Afin d'offrir un témoignage de leur furie scénique, le groupe enregistrera un concert japonais, devant un public conquis et brûlant. Galvanisés par cet enjeu, Way et Parker donnent tout, soutenant un Bolton inspiré et un Mogg flegmatique. Malheureusement, l'album ne sera publié qu'au Japon, et découragé, Mick Bolton s'en ira. Il sera remplacé par Larry Wallis, futur Pink Fairies, et Bernie Marsden, futur Whitesnake, pour quelques mois à chaque fois. Le courant ne passe pas. Jusqu'à ce concert allemand où UFO est précédé par un jeune groupe du nom de Scorpions, dont les guitares sont tenues par deux frères : Rudolph et Michael.
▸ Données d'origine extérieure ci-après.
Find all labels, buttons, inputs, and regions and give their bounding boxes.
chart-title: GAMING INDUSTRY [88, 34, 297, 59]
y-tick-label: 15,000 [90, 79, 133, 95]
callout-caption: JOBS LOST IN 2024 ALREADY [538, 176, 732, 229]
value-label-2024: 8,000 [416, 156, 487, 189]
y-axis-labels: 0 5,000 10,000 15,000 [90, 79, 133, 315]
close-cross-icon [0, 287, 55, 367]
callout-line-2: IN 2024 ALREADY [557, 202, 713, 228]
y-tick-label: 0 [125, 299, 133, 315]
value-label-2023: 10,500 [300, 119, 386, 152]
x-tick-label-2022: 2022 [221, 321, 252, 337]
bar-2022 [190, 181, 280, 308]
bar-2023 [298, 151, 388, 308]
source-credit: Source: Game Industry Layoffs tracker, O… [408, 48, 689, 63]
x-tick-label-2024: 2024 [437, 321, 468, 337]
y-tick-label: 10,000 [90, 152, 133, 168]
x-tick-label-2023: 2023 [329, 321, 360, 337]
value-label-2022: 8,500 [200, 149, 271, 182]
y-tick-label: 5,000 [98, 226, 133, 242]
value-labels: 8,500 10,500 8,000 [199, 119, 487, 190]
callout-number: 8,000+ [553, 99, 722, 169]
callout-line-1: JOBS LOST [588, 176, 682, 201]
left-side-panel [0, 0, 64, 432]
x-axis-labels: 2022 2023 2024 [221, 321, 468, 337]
Le second émerveille tellement Way, Parker et Mogg, qu'ils font croire à Schenker que Marsden est retourné en Grande-Bretagne, les laissant en plan pour le prochain concert.
En réalité, le rondouillard guitariste vient de se faire débarquer quelques heures auparavant, ses trois ex-acolytes étant totalement persuadé que l'adolescent est l'homme qu'il leur faut. La suite va être l'ascension d'un immense groupe de Hard-Rock, transfiguré par Michael Schenker, contre toutes attentes, et conformément au sentiment du reste du groupe.
Néanmoins, ce premier album engendre une écoute délicieuse, gorgé d’un Rock revigorant qui fait mouche malgré les maladresses de l’innocence. Et il montre combien UFO était un groupe efficace dès premiers enregistrements, réussissant même à créer une passerelle improbable entre Rock anglais et Krautrock.